Drei frisch gebackene Abiturientinnen fahren nach Italien, um die Freiheit zu genießen. Der »Ernst des Lebens« kommt nach einer Reifenpanne aber schon deutlich früher. Mit leichter Hand inszenierter Coming-of-Age-Film, der der Schwere des Themas gerecht wird.
Titina war der Name der Terrierhündin, die gemeinsam mit dem italienischen Luftschiffbauer Nobile und dem norwegischen Entdecker Amundsen 1926 den Nordpol überflog. Næss erzählt dieses Abenteuer in ihrem Animations-Langfilm-Debüt unaufgeregt, in klaren Farben, warmherzig und mit viel Humor.

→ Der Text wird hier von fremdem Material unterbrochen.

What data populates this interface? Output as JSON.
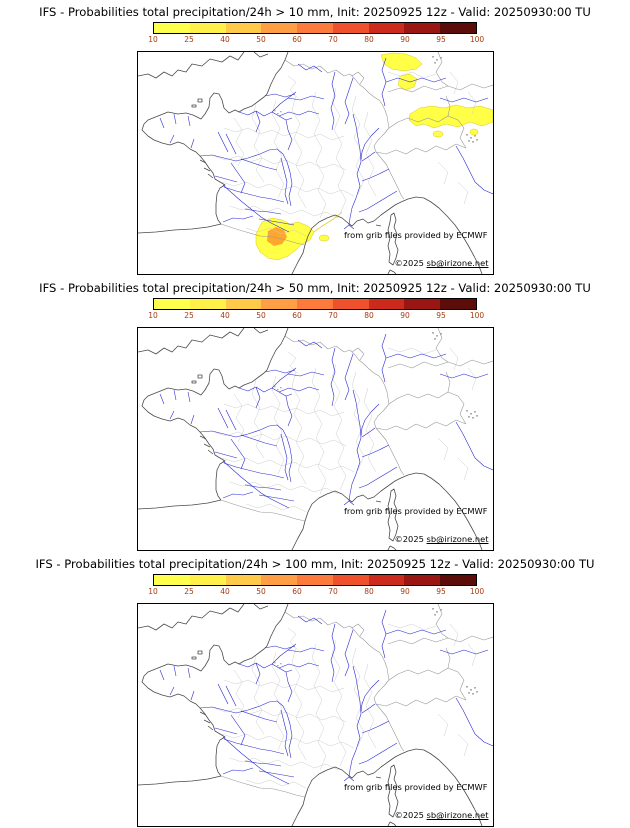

Und immer hat sie dabei noch Zeit, ins Surreale auszufliegen.
Eine Familie besucht eine andere Familie, die sie im Urlaub kennengelernt hat. Rasch stellt sich heraus, dass diese Leute doch nicht so nett sind, wie man dachte. Tafdrup nimmt sich die höfliche Konvention vor, gute Miene zum bösen Spiel zu machen, und denkt die Möglichkeit des bösen Spiels mit kalter Grausamkeit zu Ende. Ein Horrorfilm in der Tradition von Michael Hanekes »Funny Games«, auch wenn der das vermutlich eher nicht so sehen würde.
Ein junger Staatsanwalt aus einer Großstadt scheitert in einer entlegenen anatolischen Kleinstadt an knochenharten korrupten Strukturen und ein wenig auch an seiner eigenen Selbstüberschätzung. Ein weiteres herausragendes Werk des herausragenden türkischen Filmemachers Alper, analytisch, spannend, unheimlich und brandaktuell.